Turkish authorities launched a military campaign against the Kurdistan Workers' Party (PKK) in mid-2015 after a months-long ceasefire collapsed. In recent months, the internal crackdown, which many have branded a humanitarian catastrophe, has been "merging with the increasingly hot war between Turkey" and the Syrian Kurds.
Ankara views this as a nightmare scenario, which, in Erdogan's opinion, is becoming more real. For this reason, Turkey has intensified its anti-Kurdish campaign at home and in northern Syria, which could end in Ankara sending ground forces across the border.
Should this happen, the AKP would likely claim that its operation is ostensibly aimed at creating "a safe haven for refugees or a buffer zone, but in fact [it would be meant] to halt the military progress of the Syrian Kurds," the media outlet explained.

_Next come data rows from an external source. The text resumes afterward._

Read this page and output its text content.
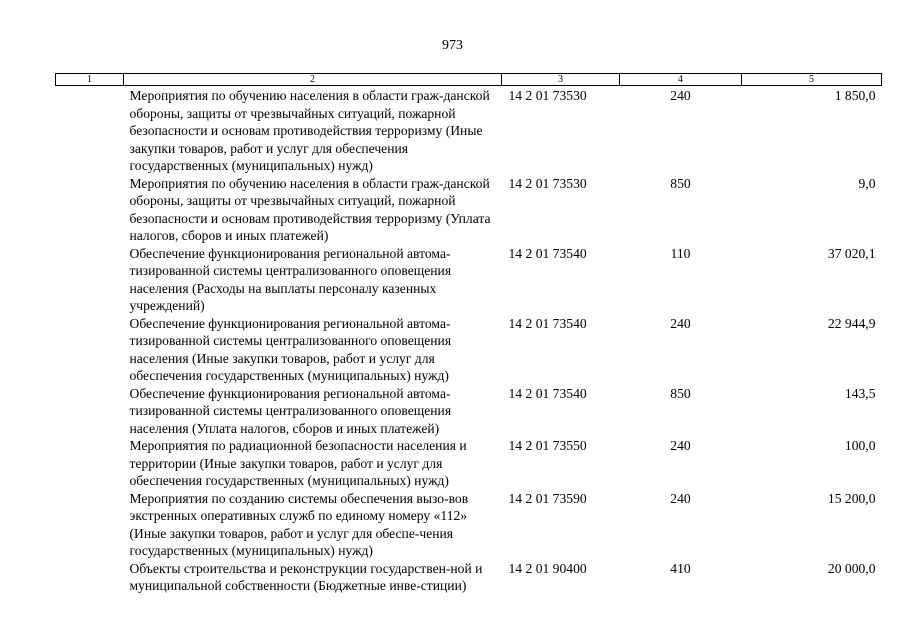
973
1	2	3	4	5
	Мероприятия по обучению населения в области граж-данской обороны, защиты от чрезвычайных ситуаций, пожарной безопасности и основам противодействия терроризму (Иные закупки товаров, работ и услуг для обеспечения государственных (муниципальных) нужд)	14 2 01 73530	240	1 850,0
	Мероприятия по обучению населения в области граж-данской обороны, защиты от чрезвычайных ситуаций, пожарной безопасности и основам противодействия терроризму (Уплата налогов, сборов и иных платежей)	14 2 01 73530	850	9,0
	Обеспечение функционирования региональной автома-тизированной системы централизованного оповещения населения (Расходы на выплаты персоналу казенных учреждений)	14 2 01 73540	110	37 020,1
	Обеспечение функционирования региональной автома-тизированной системы централизованного оповещения населения (Иные закупки товаров, работ и услуг для обеспечения государственных (муниципальных) нужд)	14 2 01 73540	240	22 944,9
	Обеспечение функционирования региональной автома-тизированной системы централизованного оповещения населения (Уплата налогов, сборов и иных платежей)	14 2 01 73540	850	143,5
	Мероприятия по радиационной безопасности населения и территории (Иные закупки товаров, работ и услуг для обеспечения государственных (муниципальных) нужд)	14 2 01 73550	240	100,0
	Мероприятия по созданию системы обеспечения вызо-вов экстренных оперативных служб по единому номеру «112» (Иные закупки товаров, работ и услуг для обеспе-чения государственных (муниципальных) нужд)	14 2 01 73590	240	15 200,0
	Объекты строительства и реконструкции государствен-ной и муниципальной собственности (Бюджетные инве-стиции)	14 2 01 90400	410	20 000,0
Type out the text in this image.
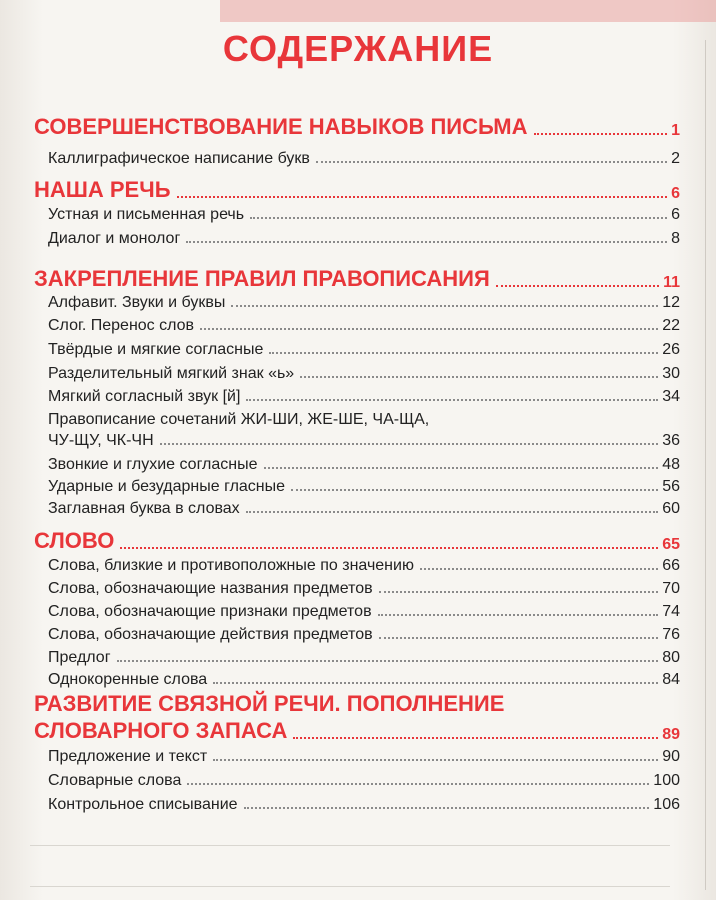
СОДЕРЖАНИЕ
СОВЕРШЕНСТВОВАНИЕ НАВЫКОВ ПИСЬМА	1
Каллиграфическое написание букв	2
НАША РЕЧЬ	6
Устная и письменная речь	6
Диалог и монолог	8
ЗАКРЕПЛЕНИЕ ПРАВИЛ ПРАВОПИСАНИЯ	11
Алфавит. Звуки и буквы	12
Слог. Перенос слов	22
Твёрдые и мягкие согласные	26
Разделительный мягкий знак «ь»	30
Мягкий согласный звук [й]	34
Правописание сочетаний ЖИ-ШИ, ЖЕ-ШЕ, ЧА-ЩА,
ЧУ-ЩУ, ЧК-ЧН	36
Звонкие и глухие согласные	48
Ударные и безударные гласные	56
Заглавная буква в словах	60
СЛОВО	65
Слова, близкие и противоположные по значению	66
Слова, обозначающие названия предметов	70
Слова, обозначающие признаки предметов	74
Слова, обозначающие действия предметов	76
Предлог	80
Однокоренные слова	84
РАЗВИТИЕ СВЯЗНОЙ РЕЧИ. ПОПОЛНЕНИЕ
СЛОВАРНОГО ЗАПАСА	89
Предложение и текст	90
Словарные слова	100
Контрольное списывание	106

These efforts would be detrimental to the counterterrorism operation in the region, plagued by sectarian violence. But Ankara, in the Guardian's opinion, needs to do more than merely refrain from launching a ground offensive.
"The immediate danger of cross-border fighting may be averted. But until Turkey radically realigns its policies around the pursuit of peace with its own Kurds, it will continue to add to the region's troubles rather than help to contain them," the media outlet observed.